Centrais sindicais vão ao Congresso pressionar pelos R$ 600

Sindicalistas irão a Brasília falar às lideranças partidárias sobre a prioridade de votar a MP que prorroga o auxílio emergencial.

Os presidentes das centrais sindicais chegam hoje a Brasília para ação da campanha "600 Pelo Brasil – Coloca o Auxílio Emergencial pra votar, Maia", lançada em 17 de setembro. Os sindicalistas irão percorrer o Congresso Nacional para defender junto às lideranças partidárias a importância de votar imediatamente a Medida Provisória 1.000/2020, que prorroga o pagamento do auxílio até dezembro, mas retomando o valor em R$ 600 – o governo Bolsonaro cortou para R$ 300.
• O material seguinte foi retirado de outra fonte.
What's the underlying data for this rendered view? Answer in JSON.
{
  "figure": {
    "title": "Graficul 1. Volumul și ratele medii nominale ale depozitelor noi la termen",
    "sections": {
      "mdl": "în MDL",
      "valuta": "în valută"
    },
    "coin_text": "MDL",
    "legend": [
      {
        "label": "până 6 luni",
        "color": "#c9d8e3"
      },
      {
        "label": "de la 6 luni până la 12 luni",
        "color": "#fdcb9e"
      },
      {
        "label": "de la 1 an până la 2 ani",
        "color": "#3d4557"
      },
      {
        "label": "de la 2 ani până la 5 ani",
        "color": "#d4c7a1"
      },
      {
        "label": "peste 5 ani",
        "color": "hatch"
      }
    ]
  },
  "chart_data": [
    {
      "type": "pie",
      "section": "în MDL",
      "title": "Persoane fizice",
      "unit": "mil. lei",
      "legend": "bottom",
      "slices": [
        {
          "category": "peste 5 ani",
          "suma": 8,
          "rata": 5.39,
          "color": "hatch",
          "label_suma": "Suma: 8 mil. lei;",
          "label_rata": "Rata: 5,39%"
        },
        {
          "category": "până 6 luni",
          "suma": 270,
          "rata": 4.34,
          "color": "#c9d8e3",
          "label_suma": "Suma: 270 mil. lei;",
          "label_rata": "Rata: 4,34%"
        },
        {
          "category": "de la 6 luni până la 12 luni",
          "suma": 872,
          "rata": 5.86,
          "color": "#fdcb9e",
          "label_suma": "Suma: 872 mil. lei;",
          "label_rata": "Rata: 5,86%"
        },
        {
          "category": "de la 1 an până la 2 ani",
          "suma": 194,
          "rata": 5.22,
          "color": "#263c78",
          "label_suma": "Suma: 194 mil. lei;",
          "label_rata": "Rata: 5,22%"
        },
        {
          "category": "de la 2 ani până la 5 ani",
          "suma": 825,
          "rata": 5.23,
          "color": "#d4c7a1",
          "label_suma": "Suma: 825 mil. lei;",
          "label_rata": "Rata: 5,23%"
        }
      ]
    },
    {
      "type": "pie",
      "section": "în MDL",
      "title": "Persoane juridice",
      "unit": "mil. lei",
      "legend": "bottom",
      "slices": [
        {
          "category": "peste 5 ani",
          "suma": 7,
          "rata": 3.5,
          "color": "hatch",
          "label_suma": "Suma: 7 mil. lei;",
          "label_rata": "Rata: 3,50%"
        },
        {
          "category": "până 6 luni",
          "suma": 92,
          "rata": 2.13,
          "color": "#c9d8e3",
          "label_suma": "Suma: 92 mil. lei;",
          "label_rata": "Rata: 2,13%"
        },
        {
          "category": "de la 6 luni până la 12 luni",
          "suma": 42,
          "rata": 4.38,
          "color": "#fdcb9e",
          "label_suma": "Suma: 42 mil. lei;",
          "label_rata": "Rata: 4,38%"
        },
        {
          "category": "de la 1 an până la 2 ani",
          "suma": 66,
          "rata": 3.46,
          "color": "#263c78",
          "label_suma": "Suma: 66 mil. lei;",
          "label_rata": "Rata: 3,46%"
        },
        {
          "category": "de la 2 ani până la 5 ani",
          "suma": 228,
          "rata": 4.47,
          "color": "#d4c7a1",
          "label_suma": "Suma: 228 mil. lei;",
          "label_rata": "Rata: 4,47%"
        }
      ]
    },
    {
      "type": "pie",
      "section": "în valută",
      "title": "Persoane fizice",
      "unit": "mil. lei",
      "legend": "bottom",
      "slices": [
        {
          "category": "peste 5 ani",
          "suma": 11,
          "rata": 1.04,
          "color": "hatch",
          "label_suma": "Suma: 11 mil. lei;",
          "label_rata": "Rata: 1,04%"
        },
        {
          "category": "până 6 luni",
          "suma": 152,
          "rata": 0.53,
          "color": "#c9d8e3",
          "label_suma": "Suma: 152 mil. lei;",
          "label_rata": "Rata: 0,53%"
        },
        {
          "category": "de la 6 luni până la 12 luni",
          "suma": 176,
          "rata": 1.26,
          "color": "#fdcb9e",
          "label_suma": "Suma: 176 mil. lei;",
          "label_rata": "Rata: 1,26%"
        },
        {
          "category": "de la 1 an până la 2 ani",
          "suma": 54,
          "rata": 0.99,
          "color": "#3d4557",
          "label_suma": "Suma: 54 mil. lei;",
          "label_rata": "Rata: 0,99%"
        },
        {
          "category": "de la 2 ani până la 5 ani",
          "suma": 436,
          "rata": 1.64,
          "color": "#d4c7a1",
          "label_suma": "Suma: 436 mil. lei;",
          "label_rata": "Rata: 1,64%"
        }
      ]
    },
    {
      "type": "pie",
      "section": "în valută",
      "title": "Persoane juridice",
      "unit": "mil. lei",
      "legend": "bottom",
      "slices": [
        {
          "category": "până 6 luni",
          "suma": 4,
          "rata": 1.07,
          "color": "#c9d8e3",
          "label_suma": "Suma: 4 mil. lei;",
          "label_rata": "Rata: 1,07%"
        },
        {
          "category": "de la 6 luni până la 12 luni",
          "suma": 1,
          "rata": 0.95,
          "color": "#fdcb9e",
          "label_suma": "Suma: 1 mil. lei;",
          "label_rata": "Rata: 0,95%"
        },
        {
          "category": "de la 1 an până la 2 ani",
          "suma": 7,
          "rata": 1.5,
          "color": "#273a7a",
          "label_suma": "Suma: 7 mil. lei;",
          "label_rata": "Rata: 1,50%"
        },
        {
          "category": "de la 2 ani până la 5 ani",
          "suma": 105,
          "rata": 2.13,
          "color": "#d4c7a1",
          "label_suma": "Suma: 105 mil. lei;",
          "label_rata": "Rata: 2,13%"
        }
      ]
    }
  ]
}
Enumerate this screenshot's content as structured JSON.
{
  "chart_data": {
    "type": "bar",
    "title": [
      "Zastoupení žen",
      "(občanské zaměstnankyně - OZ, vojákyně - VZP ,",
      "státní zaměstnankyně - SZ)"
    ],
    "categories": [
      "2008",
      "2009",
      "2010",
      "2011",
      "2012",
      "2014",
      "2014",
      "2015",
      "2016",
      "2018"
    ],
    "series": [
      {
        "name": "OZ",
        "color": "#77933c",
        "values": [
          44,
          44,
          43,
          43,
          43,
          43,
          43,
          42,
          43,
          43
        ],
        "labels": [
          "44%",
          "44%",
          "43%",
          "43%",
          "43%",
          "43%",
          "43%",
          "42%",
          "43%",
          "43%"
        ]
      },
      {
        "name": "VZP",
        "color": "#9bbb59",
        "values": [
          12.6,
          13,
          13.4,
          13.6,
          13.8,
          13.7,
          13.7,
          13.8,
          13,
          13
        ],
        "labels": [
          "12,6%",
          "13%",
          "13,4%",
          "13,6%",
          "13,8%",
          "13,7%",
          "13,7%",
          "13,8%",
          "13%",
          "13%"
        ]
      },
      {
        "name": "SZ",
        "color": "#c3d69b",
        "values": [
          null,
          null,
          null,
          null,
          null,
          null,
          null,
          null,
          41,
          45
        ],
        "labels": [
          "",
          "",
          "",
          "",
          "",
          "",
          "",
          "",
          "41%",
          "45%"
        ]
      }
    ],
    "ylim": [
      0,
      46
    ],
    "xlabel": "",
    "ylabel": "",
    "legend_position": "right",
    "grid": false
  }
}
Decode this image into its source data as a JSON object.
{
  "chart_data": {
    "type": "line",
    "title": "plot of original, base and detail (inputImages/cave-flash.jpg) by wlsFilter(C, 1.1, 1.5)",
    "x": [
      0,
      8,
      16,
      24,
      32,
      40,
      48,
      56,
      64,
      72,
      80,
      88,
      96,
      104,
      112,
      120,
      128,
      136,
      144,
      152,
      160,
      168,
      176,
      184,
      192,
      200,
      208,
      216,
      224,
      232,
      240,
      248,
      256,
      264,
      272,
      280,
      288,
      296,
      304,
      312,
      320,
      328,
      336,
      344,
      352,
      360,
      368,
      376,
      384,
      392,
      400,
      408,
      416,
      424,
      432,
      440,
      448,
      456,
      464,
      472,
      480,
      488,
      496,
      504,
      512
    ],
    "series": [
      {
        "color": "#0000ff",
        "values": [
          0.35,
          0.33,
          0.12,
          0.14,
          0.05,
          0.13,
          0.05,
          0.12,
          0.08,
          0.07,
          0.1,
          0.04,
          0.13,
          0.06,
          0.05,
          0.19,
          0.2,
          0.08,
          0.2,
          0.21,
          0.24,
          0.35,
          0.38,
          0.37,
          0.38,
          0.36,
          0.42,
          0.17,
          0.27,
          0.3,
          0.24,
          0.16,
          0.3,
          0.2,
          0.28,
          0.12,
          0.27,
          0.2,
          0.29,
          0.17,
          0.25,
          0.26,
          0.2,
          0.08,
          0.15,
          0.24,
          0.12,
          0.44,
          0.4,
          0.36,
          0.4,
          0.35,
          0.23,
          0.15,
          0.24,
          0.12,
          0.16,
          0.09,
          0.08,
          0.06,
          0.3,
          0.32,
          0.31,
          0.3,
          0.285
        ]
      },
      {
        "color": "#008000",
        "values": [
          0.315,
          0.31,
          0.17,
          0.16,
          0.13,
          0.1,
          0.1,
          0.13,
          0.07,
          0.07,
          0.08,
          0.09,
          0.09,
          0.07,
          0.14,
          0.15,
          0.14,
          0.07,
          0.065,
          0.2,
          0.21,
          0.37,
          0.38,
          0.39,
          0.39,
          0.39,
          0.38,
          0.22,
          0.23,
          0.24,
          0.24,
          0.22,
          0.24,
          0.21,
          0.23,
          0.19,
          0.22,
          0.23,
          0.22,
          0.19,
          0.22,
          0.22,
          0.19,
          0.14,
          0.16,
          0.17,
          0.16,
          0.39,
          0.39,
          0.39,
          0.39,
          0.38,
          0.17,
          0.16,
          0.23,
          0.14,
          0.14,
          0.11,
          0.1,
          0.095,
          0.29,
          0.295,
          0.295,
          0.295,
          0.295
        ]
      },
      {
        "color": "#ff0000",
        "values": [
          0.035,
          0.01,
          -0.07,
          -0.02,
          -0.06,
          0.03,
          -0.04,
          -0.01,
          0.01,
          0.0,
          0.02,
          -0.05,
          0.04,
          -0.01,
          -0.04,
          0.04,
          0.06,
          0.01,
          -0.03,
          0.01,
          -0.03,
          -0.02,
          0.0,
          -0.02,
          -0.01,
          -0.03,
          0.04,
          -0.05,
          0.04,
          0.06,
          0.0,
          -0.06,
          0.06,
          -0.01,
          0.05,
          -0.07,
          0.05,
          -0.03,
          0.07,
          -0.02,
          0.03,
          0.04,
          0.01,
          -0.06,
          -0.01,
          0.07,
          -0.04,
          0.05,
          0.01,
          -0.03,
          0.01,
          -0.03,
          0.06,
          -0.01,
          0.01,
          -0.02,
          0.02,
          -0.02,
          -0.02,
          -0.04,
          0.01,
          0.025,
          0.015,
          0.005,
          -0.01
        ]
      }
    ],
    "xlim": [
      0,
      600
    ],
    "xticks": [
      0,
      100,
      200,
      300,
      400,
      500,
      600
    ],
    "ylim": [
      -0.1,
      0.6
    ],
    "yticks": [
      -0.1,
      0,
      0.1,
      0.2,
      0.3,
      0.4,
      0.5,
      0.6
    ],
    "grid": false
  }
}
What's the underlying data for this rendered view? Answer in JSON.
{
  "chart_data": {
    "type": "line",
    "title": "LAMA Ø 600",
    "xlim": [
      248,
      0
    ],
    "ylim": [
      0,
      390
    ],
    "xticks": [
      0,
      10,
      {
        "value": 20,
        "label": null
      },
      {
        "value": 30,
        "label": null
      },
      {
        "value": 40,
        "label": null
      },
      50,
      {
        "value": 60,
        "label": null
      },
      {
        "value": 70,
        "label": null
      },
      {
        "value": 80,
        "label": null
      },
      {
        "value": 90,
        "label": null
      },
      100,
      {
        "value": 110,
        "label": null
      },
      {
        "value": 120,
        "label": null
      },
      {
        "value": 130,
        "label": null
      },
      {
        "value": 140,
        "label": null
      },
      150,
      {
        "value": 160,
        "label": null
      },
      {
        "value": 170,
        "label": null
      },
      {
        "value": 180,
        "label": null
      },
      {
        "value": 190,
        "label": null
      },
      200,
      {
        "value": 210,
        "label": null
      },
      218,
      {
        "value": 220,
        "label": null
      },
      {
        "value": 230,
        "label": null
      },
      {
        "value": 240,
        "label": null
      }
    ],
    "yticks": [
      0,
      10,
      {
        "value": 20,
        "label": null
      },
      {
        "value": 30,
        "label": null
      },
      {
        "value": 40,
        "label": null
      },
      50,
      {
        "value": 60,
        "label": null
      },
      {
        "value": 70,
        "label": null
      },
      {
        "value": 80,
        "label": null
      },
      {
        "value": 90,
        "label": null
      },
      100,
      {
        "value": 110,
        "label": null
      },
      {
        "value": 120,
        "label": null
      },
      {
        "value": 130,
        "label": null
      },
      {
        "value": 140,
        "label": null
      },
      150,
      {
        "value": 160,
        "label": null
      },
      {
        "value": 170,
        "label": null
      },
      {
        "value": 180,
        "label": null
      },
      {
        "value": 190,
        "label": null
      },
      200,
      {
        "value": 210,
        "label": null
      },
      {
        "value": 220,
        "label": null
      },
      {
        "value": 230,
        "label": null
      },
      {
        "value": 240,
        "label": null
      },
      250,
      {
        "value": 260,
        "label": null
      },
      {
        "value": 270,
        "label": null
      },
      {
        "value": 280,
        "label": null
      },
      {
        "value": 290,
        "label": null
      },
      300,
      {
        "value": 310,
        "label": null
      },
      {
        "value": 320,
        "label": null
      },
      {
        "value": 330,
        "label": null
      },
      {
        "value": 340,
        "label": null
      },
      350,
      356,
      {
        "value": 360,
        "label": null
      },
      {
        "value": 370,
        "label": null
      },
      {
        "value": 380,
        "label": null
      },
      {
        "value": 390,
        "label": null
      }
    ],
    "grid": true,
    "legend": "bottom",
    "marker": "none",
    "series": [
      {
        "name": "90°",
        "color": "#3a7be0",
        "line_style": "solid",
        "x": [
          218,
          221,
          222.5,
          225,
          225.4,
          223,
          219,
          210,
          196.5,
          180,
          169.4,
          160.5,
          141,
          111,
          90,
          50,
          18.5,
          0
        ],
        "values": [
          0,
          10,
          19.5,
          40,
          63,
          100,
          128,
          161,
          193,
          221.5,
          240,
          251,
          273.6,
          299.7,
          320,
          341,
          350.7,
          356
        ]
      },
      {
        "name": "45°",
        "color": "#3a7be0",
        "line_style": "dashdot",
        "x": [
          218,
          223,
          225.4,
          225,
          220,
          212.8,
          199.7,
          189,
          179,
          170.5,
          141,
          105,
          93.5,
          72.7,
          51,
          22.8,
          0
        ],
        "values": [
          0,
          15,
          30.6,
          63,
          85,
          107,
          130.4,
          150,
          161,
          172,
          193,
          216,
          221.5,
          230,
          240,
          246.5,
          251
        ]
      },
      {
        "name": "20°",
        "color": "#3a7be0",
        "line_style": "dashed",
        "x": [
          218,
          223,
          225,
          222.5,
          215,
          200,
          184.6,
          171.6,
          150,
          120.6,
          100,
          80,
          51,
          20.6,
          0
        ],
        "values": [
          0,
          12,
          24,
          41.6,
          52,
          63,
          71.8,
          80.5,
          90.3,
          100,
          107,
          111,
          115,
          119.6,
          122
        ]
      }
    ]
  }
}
 O auxílio emergencial de R$ 600 é uma vitória das centrais sindicais e das bancadas de oposição, que com muita pressão e mobilização evitaram que o valor fosse de R$ 200, como propôs o governo Jair Bolsonaro (sem partido).

"Conclamamos parlamentares e partidos para um amplo diálogo social compromissado com a nação brasileira, com o desenvolvimento econômico sustentável, com a justiça social, diálogo esse que deve agora materializar-se na manutenção do auxílio emergencial de R$ 600 até dezembro", diz trecho do documento assinado pela CUT e pelas demais centrais sindicais, que será entregue aos parlamentares, em mãos, nessa terça-feira.

A CUT, Força, UGT, CTB, CSB, NCST, CGTB, Intersindical, CSP-Conlutas, Intersindical Instrumento de Luta e Pública lançaram em 17 de setembro campanha nacional unitária para pressionar o presidente da Câmara dos Deputados, Rodrigo Maia, a colocar em votação a MP 1.000/2020. A medida publicada pelo governo federal em 3 de setembro prorroga o auxílio emergencial, mas corta o valor de R$ 600 para R$ 300.

A Ccmpanha lançou abaixo-assinado, ações de rede e nos locais de trabalho. No Congresso Nacional, vai dialogar e pressionar o voto de cada parlamentar para que o valor do auxílio volte a ser de R$ 600 (R$ 1.200 para mães chefes de família). Das 262 emendas de deputados e senadores à MP 1000, boa parte propõe valor superior aos R$ 300. Mas para que isso aconteça, a Câmara dos Deputados precisa colocar a Medida Provisória em votação e a pressão e o trabalho de convencimento dos parlamentares tem que ser permanentes.

Nesta terça-feira, o presidente Jair Bolsonaro disse que o governo está aberto a sugestões dos líderes partidários para propostas que visem à recuperação da economia e o enfrentamento dos problemas sociais que podem surgir a partir do próximo ano. O estado de emergência em razão da pandemia da Covid-19 acaba em 31 de dezembro, assim como o pagamento do auxílio emergencial aos cidadãos mais vulneráveis.

"O meu governo busca se antecipar aos graves problemas sociais que podem surgir em 2021, caso nada se faça para atender a essa massa que tudo, ou quase tudo, perdeu. A responsabilidade fiscal e o respeito ao teto são os trilhos da economia. Estamos abertos a sugestões juntamente com os líderes partidários", escreveu em publicação nas redes sociais.